Once through security, it was eery in Gatwick – everything shut and just a handful of travelers. My wife said it was dystopian and it really was... just another of these weird scenes that have become normal sights during the pandemic.
It’s worth pointing out that the behavior of the other passengers was exemplary, apart from a few masks slipping down from time to time. That’s with the exception of one woman in the check-in line, who refused to put her mask on when I asked her to, and her even more moronic younger companion who actually took his off given their collective outrage at my request that they follow the rules. As luck (or misfortune) would have it he was sat right behind me on the plane, still with his mask off, and pretended he couldn’t hear me when I demanded he put it on. Eventually a member of the cabin crew had to come over and sort him out. At this stage of the pandemic I really can’t understand why people can’t just be civil and follow the rules on masks…
Back in the capital
On our return to Madrid, they tried to stamp my passport again, even though I’d presented it along with my Spanish TIE residency card. The officer said that they will be stamping them in the future as it is obligatory, which could be problematic for long-term residents, and is not what the Spanish authorities are supposed to be doing, according to the British Embassy in Madrid. I am fortunate enough to have an Irish passport too, so in the future it might be better to travel using that.

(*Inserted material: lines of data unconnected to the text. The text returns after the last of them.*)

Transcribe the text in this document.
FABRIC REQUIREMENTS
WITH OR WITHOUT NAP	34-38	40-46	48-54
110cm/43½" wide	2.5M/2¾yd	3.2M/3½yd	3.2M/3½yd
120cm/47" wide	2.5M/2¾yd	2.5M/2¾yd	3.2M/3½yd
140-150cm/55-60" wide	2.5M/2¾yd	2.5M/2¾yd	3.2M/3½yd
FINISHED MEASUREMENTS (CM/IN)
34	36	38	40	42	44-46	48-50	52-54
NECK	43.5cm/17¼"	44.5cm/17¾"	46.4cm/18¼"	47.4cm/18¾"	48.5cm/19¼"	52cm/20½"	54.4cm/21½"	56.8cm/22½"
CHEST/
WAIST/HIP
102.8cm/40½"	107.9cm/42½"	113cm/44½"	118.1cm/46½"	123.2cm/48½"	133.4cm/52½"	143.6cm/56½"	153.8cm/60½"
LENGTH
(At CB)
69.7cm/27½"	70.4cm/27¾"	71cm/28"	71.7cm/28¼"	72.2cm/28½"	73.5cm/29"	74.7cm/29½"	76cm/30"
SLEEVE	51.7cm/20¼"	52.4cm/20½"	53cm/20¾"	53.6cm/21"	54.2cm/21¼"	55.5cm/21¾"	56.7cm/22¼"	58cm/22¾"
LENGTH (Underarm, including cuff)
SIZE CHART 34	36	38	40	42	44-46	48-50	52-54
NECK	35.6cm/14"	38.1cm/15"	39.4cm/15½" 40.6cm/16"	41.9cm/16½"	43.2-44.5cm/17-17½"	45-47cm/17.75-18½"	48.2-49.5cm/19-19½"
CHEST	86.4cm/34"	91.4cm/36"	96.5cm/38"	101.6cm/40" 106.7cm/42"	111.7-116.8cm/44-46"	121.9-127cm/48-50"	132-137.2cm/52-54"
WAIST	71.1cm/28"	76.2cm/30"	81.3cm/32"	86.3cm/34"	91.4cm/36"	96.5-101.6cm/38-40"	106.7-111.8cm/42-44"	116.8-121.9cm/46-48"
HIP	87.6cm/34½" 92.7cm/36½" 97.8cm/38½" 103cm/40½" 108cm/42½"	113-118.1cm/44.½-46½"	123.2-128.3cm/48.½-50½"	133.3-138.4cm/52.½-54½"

Once we were through the border, in Barajas they have a completely separate line for passport control and the health checks. They scan the QR code you get when you complete Spain’s passenger locator form, and then a separate team of healthcare staff had a very long hard look at our PCR test results, and made sure that all the details tallied up with our passports, and so on. But of course that’s it – no quarantine, no follow-up, no nothing. Relatively lax, perhaps, given the fears over the spread of the more-contagious strain of the coronavirus that was first discovered in England.
As a family, we’ve been very lucky to have not lost any income during the pandemic, and my parents were also kind enough to help out with the cost of the trip. But obviously, if this situation continues, and the requirements remain so costly, the days of hopping back and forth between European countries are going to be on hold.
Ah! And before I finally sign off, what on Earth is happening to the weather in England?! One day I was barbecuing in the sun and the next it was snowing. Perhaps our next trip can wait until August 2022 and some slightly more clement weather...
- For our trip we paid €45 each for two antigen tests booked via QuironSalud before we flew to the UK.
- We needed to fill out this passenger locator form for the UK government before we flew.
- All of the information about home quarantining in England is available here.
- You can also opt for the Test for Release scheme (at extra cost) to end your 10-day quarantine slightly earlier.
- We booked the home testing kits via DNA Workplace, at a cost of £190 per person.
- For our return, we paid £537 for three PCR tests that were carried out at Private GP Services in Chelmsford, Essex.
- Before returning to Spain, we were required to fill out this form for the Spanish authorities, and also this form for the UK authorities to justify our travel. We needed to produce these documents and the PCR test results at check-in, so it is worth having them as a hard copy as well as on your cellphone.